Each person can replenish and deepen his or her spiritual life by drawing from the infinite well of insight awakened through self-knowing, right observation and deep questioning. Scriptures, priests, traditions and rituals impede this process by crystallizing religious insights and experiences into beliefs and structures, which replace direct perception and feeling.
The greater the genuine religiosity, the less rigidly a person clings to a belief system. Being finished with belief systems, the religious impulse burns away the dross and debris of experience within one, and by extension, in human consciousness.
The fact is that organized religion has impeded the spiritual development of the human being. Beliefs, the currency of religions, corrupt religiosity; and fundamentalist beliefs corrupt it absolutely. In short, the stronger the belief, the greater the spiritual corruption.
Spiritual growth is at once arduous and effortless. If one takes the time to negate the separate self, through radical self-honesty, questioning and passive observation, the mind naturally quiets and the movement of negation spontaneously ignites.
When the observer dissolves in undivided observation, thought slows, and time stops. Being fully in the present, the timeless now, life and death are as close as breathing in and breathing out.

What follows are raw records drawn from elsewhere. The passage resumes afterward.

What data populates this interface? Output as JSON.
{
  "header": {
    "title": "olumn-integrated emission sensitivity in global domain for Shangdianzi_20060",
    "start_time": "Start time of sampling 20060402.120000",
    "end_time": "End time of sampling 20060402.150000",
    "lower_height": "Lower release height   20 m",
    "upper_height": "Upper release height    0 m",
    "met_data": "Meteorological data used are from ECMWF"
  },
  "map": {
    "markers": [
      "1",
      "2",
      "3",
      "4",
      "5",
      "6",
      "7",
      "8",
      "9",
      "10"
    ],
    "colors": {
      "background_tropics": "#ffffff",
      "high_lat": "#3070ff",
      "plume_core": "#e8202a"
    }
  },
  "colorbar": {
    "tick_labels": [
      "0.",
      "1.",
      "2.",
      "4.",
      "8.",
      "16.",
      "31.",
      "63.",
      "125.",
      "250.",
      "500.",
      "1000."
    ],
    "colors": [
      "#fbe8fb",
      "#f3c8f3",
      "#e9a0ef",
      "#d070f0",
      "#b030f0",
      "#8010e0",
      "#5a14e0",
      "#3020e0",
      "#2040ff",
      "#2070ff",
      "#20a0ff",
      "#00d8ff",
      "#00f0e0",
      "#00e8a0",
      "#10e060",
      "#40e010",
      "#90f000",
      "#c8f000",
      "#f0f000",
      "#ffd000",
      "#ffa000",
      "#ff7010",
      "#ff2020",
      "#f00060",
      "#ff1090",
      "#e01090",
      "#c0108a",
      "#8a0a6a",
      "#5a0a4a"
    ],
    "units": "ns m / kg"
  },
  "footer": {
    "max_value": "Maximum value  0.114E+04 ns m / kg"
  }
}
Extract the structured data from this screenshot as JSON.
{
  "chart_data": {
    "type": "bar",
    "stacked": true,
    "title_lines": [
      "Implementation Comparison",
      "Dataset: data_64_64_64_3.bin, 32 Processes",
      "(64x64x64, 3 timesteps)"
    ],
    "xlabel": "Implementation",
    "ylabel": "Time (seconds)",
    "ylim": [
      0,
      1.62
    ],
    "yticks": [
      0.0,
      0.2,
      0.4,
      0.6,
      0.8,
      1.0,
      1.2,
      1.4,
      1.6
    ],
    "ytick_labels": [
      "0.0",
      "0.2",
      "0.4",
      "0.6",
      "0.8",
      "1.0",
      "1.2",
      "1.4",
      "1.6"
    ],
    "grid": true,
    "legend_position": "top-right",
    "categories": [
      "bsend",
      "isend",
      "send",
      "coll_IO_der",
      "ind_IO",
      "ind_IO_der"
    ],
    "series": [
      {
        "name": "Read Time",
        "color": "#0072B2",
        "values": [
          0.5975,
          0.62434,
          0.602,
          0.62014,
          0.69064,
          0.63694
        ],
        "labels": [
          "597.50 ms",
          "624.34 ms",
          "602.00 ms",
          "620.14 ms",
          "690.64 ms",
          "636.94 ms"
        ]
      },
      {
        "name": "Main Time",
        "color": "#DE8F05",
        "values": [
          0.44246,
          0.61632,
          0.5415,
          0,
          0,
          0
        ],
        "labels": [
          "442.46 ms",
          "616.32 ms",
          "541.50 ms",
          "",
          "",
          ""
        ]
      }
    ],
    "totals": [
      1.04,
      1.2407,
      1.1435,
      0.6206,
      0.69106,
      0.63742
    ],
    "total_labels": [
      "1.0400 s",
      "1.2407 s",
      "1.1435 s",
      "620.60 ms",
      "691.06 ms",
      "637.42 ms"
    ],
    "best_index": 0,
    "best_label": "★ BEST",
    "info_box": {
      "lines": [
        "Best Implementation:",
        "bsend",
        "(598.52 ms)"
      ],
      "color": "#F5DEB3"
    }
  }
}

Then there is something beyond words, ideas, concepts and beliefs. Call it what you will. I don’t like to give it any name, since that’s where the trouble with organized religion begins.
One has to take the time and devote the energy to one’s inner life every day, even if just half hour sitting alone in a room watching the movement of one’s thoughts and emotions as light changes at dusk. When the self falls away, and the mind quiets down, the brain is renewed, and infused with insight.
Given the validity of religious experiencing (in the sense that there is a sacredness beyond the human mind of which the silent mind/brain can be aware), does human existence have any more significance in the universe than any other life?
Tentatively, yes. Our brains, because they give us the potential to be aware of and in communion with cosmic intelligence, have significance to the intelligence that imbues the universe—up to a point. As far as I can see, this is that point.
So is there a ‘religious agenda’ that has nothing to do with any religion? No agenda, just the intent is to bring about a revolution in human consciousness. Is that beginning to happen? I see no sign of it, but this could be the darkest hour before the dawn.
When the psychological revolution finally ignites, a new species of human being will emerge. Human beings will then live in imperfect harmony with nature and each other–as opposed to our present trajectory of increasing disharmony, which is eroding the human character and soul, and driving humans toward a machine-like existence, where we become indistinguishable from our machines.
Religiosity begins and ends within the individual. An inner revolution starts with seeing that all intermediaries, whether priests, so-called masters, or scriptures, prevent true religious experiencing.
The state of insight and understanding is the true meaning and purpose of human life.